Consider the two functions:
@noinline @inbounds function update_gen!(y::AbstractVector{T}, x::AbstractVector{T}) where {T<:Number}
y[1] = x[1]
return nothing
end
@noinline @inbounds function update_float!(y::Vector{Float64}, x::Vector{Float64})
y[1] = x[1]
return nothing
end
and called with some input
t_a = [51.31]
t_b = [12.3]
update_gen!(t_a, t_b)
update_float!(t_a, t_b)
No matter how I measure performance (@time
or @benchmark
…) update_float!
is always faster by a factor of ~2, while the output of @code_llvm
and @code_native
is as expected exactly the same for both version.

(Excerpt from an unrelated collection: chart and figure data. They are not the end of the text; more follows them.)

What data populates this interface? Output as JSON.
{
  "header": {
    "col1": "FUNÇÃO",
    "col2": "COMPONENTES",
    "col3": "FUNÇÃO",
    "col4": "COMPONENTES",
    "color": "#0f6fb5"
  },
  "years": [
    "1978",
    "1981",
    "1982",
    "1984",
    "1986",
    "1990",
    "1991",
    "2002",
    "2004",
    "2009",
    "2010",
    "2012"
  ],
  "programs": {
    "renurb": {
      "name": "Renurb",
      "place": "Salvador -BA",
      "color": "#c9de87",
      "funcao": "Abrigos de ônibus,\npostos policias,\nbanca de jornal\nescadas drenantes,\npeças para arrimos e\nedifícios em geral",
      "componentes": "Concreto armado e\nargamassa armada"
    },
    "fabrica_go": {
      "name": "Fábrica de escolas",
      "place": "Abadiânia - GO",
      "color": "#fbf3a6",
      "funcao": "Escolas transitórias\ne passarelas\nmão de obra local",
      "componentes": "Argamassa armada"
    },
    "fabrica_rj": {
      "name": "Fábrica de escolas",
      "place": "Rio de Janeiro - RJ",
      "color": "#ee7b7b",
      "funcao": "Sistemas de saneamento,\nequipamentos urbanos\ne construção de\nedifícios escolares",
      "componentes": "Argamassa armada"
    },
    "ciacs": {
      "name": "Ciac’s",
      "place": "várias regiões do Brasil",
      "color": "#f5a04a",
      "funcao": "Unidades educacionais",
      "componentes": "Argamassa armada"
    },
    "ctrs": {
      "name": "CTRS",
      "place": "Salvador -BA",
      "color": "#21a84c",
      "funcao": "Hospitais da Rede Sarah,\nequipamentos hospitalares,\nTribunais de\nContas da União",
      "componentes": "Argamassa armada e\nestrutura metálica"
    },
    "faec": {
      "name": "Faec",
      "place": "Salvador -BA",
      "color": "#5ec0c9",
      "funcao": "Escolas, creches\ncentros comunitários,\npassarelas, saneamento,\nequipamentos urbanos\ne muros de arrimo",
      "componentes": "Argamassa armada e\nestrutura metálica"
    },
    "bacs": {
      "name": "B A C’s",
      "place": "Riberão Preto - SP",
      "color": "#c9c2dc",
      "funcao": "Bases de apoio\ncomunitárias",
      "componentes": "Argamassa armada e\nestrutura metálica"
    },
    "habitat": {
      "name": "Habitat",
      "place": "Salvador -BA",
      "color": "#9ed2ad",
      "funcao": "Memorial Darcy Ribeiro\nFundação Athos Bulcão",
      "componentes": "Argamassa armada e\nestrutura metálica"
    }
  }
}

I would be very grateful for an explanation of this behavior.
This is strange indeed, as I don’t see such a difference.
julia> @benchmark update_float!($t_a, $t_b)
BenchmarkTools.Trial: 10000 samples with 998 evaluations.

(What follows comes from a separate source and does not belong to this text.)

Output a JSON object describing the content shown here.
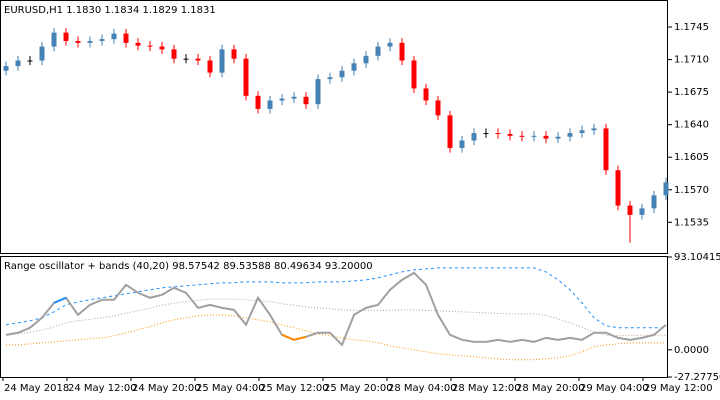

Range (min … max): 14.715 ns … 30.268 ns ┊ GC (min … max): 0.00% … 0.00%
Time (median): 15.066 ns ┊ GC (median): 0.00%
Time (mean ± σ): 15.113 ns ± 0.324 ns ┊ GC (mean ± σ): 0.00% ± 0.00%
▂▃▃▅█▇ ▂
▄▃▁▄▄▅▅▆▇██████▇▃▁▄▃▁▁▄▄▁▁▃▃▁▃▄▃▄▄▅▅▆▅▆▆▅▆▆▆▇▇▆▇▆▇▇▇▇▇▆▇▇▇▆ █
14.7 ns Histogram: log(frequency) by time 16.2 ns <
Memory estimate: 0 bytes, allocs estimate: 0.

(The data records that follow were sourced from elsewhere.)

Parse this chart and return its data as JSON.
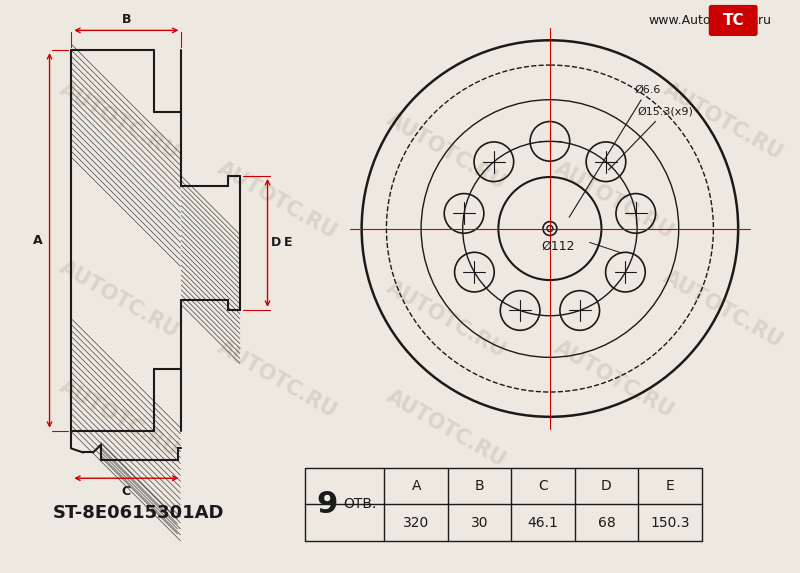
{
  "bg_color": "#ede8e0",
  "line_color": "#1a1a1a",
  "red_color": "#cc0000",
  "title_part": "ST-8E0615301AD",
  "holes_count": "9",
  "holes_label": "ОТВ.",
  "dim_A": "320",
  "dim_B": "30",
  "dim_C": "46.1",
  "dim_D": "68",
  "dim_E": "150.3",
  "label_A": "A",
  "label_B": "B",
  "label_C": "C",
  "label_D": "D",
  "label_E": "E",
  "dia_6_6": "Ø6.6",
  "dia_15_3": "Ø15.3(x9)",
  "dia_112": "Ø112",
  "website_left": "www.Auto",
  "website_tc": "TC",
  "website_right": ".ru",
  "watermark": "AUTOTC.RU"
}
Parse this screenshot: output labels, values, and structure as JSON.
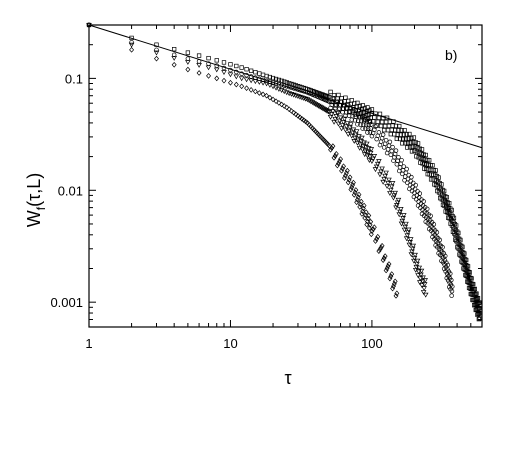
{
  "chart_data": {
    "type": "scatter",
    "title": "",
    "panel_label": "b)",
    "xlabel": "τ",
    "ylabel_main": "W",
    "ylabel_sub": "f",
    "ylabel_rest": "(τ,L)",
    "x_scale": "log",
    "y_scale": "log",
    "xlim": [
      1,
      600
    ],
    "ylim": [
      0.0006,
      0.3
    ],
    "x_ticks": [
      {
        "value": 1,
        "label": "1"
      },
      {
        "value": 10,
        "label": "10"
      },
      {
        "value": 100,
        "label": "100"
      }
    ],
    "y_ticks": [
      {
        "value": 0.001,
        "label": "0.001"
      },
      {
        "value": 0.01,
        "label": "0.01"
      },
      {
        "value": 0.1,
        "label": "0.1"
      }
    ],
    "grid": false,
    "legend": "none",
    "colors": {
      "marker": "#000000",
      "line": "#000000",
      "axes": "#000000"
    },
    "reference_line": {
      "type": "power-law",
      "x": [
        1,
        600
      ],
      "y": [
        0.3,
        0.024
      ]
    },
    "series": [
      {
        "marker": "diamond",
        "x": [
          1,
          2,
          3,
          5,
          8,
          12,
          18,
          25,
          35,
          50,
          70,
          90,
          110,
          130,
          150
        ],
        "y": [
          0.3,
          0.18,
          0.15,
          0.12,
          0.1,
          0.085,
          0.07,
          0.055,
          0.04,
          0.025,
          0.012,
          0.006,
          0.0035,
          0.002,
          0.0012
        ]
      },
      {
        "marker": "triangle-down",
        "x": [
          1,
          2,
          3,
          5,
          8,
          12,
          18,
          25,
          35,
          50,
          70,
          100,
          140,
          180,
          210,
          240
        ],
        "y": [
          0.3,
          0.2,
          0.17,
          0.14,
          0.12,
          0.1,
          0.09,
          0.075,
          0.065,
          0.05,
          0.035,
          0.02,
          0.01,
          0.004,
          0.002,
          0.0013
        ]
      },
      {
        "marker": "circle",
        "x": [
          1,
          2,
          3,
          5,
          8,
          12,
          18,
          25,
          35,
          50,
          70,
          100,
          140,
          200,
          260,
          320,
          370
        ],
        "y": [
          0.3,
          0.21,
          0.18,
          0.15,
          0.13,
          0.11,
          0.095,
          0.085,
          0.075,
          0.062,
          0.05,
          0.035,
          0.022,
          0.01,
          0.005,
          0.0025,
          0.0013
        ]
      },
      {
        "marker": "square",
        "x": [
          1,
          2,
          3,
          5,
          8,
          12,
          18,
          25,
          35,
          50,
          70,
          100,
          140,
          200,
          280,
          360,
          440,
          520,
          580
        ],
        "y": [
          0.3,
          0.23,
          0.2,
          0.17,
          0.145,
          0.125,
          0.105,
          0.092,
          0.08,
          0.068,
          0.057,
          0.046,
          0.036,
          0.025,
          0.013,
          0.006,
          0.0025,
          0.0012,
          0.0008
        ]
      }
    ]
  }
}
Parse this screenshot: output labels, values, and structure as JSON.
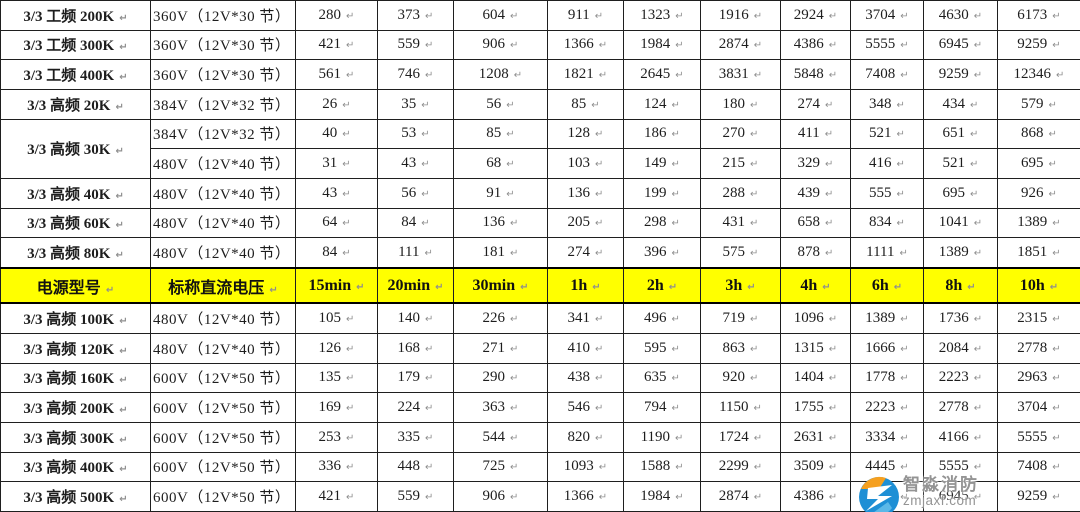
{
  "marks": {
    "return": "↵"
  },
  "colors": {
    "model_text": "#EE7216",
    "header_bg": "#FFFF00",
    "border": "#1F1F1F",
    "watermark_text": "#949494",
    "watermark_blue": "#1E8FD5",
    "watermark_orange": "#F5A020"
  },
  "table": {
    "header": {
      "model_col": "电源型号",
      "voltage_col": "标称直流电压",
      "time_cols": [
        "15min",
        "20min",
        "30min",
        "1h",
        "2h",
        "3h",
        "4h",
        "6h",
        "8h",
        "10h"
      ]
    },
    "top_rows": [
      {
        "model": "3/3 工频 200K",
        "voltage": "360V（12V*30 节）",
        "values": [
          280,
          373,
          604,
          911,
          1323,
          1916,
          2924,
          3704,
          4630,
          6173
        ]
      },
      {
        "model": "3/3 工频 300K",
        "voltage": "360V（12V*30 节）",
        "values": [
          421,
          559,
          906,
          1366,
          1984,
          2874,
          4386,
          5555,
          6945,
          9259
        ]
      },
      {
        "model": "3/3 工频 400K",
        "voltage": "360V（12V*30 节）",
        "values": [
          561,
          746,
          1208,
          1821,
          2645,
          3831,
          5848,
          7408,
          9259,
          12346
        ]
      },
      {
        "model": "3/3 高频 20K",
        "voltage": "384V（12V*32 节）",
        "values": [
          26,
          35,
          56,
          85,
          124,
          180,
          274,
          348,
          434,
          579
        ]
      },
      {
        "model": "3/3 高频 30K",
        "rowspan": 2,
        "voltage": "384V（12V*32 节）",
        "values": [
          40,
          53,
          85,
          128,
          186,
          270,
          411,
          521,
          651,
          868
        ]
      },
      {
        "model": null,
        "voltage": "480V（12V*40 节）",
        "values": [
          31,
          43,
          68,
          103,
          149,
          215,
          329,
          416,
          521,
          695
        ]
      },
      {
        "model": "3/3 高频 40K",
        "voltage": "480V（12V*40 节）",
        "values": [
          43,
          56,
          91,
          136,
          199,
          288,
          439,
          555,
          695,
          926
        ]
      },
      {
        "model": "3/3 高频 60K",
        "voltage": "480V（12V*40 节）",
        "values": [
          64,
          84,
          136,
          205,
          298,
          431,
          658,
          834,
          1041,
          1389
        ]
      },
      {
        "model": "3/3 高频 80K",
        "voltage": "480V（12V*40 节）",
        "values": [
          84,
          111,
          181,
          274,
          396,
          575,
          878,
          1111,
          1389,
          1851
        ]
      }
    ],
    "bottom_rows": [
      {
        "model": "3/3 高频 100K",
        "voltage": "480V（12V*40 节）",
        "values": [
          105,
          140,
          226,
          341,
          496,
          719,
          1096,
          1389,
          1736,
          2315
        ]
      },
      {
        "model": "3/3 高频 120K",
        "voltage": "480V（12V*40 节）",
        "values": [
          126,
          168,
          271,
          410,
          595,
          863,
          1315,
          1666,
          2084,
          2778
        ]
      },
      {
        "model": "3/3 高频 160K",
        "voltage": "600V（12V*50 节）",
        "values": [
          135,
          179,
          290,
          438,
          635,
          920,
          1404,
          1778,
          2223,
          2963
        ]
      },
      {
        "model": "3/3 高频 200K",
        "voltage": "600V（12V*50 节）",
        "values": [
          169,
          224,
          363,
          546,
          794,
          1150,
          1755,
          2223,
          2778,
          3704
        ]
      },
      {
        "model": "3/3 高频 300K",
        "voltage": "600V（12V*50 节）",
        "values": [
          253,
          335,
          544,
          820,
          1190,
          1724,
          2631,
          3334,
          4166,
          5555
        ]
      },
      {
        "model": "3/3 高频 400K",
        "voltage": "600V（12V*50 节）",
        "values": [
          336,
          448,
          725,
          1093,
          1588,
          2299,
          3509,
          4445,
          5555,
          7408
        ]
      },
      {
        "model": "3/3 高频 500K",
        "voltage": "600V（12V*50 节）",
        "values": [
          421,
          559,
          906,
          1366,
          1984,
          2874,
          4386,
          5555,
          6945,
          9259
        ]
      }
    ]
  },
  "watermark": {
    "name": "智淼消防",
    "url": "zmjaxf.com"
  }
}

julia> @benchmark update_gen!($t_a, $t_b)
BenchmarkTools.Trial: 10000 samples with 998 evaluations.
Range (min … max): 14.693 ns … 1.314 μs ┊ GC (min … max): 0.00% … 0.00%
Time (median): 15.066 ns ┊ GC (median): 0.00%
Time (mean ± σ): 15.233 ns ± 13.017 ns ┊ GC (mean ± σ): 0.00% ± 0.00%
▁▂▃▂▃▃▇▇█ ▂
▄▁▁▁▁▄▄▃▁▅▄▆▅▆██████████▆▁▃▁▁▃▁▁▁▁▁▁▁▃▁▁▃▄▄▁▃▁▃▃▁▃▁▃▃▁▃▄▄▄▄ █
14.7 ns Histogram: log(frequency) by time 15.7 ns <
Memory estimate: 0 bytes, allocs estimate: 0.
Try dropping the interpolation of the in/output and the Float64
version becomes significantly faster.
Dropping the interpolation means that you are timing dynamic dispatch, which is not typically relevant to performance in real applications.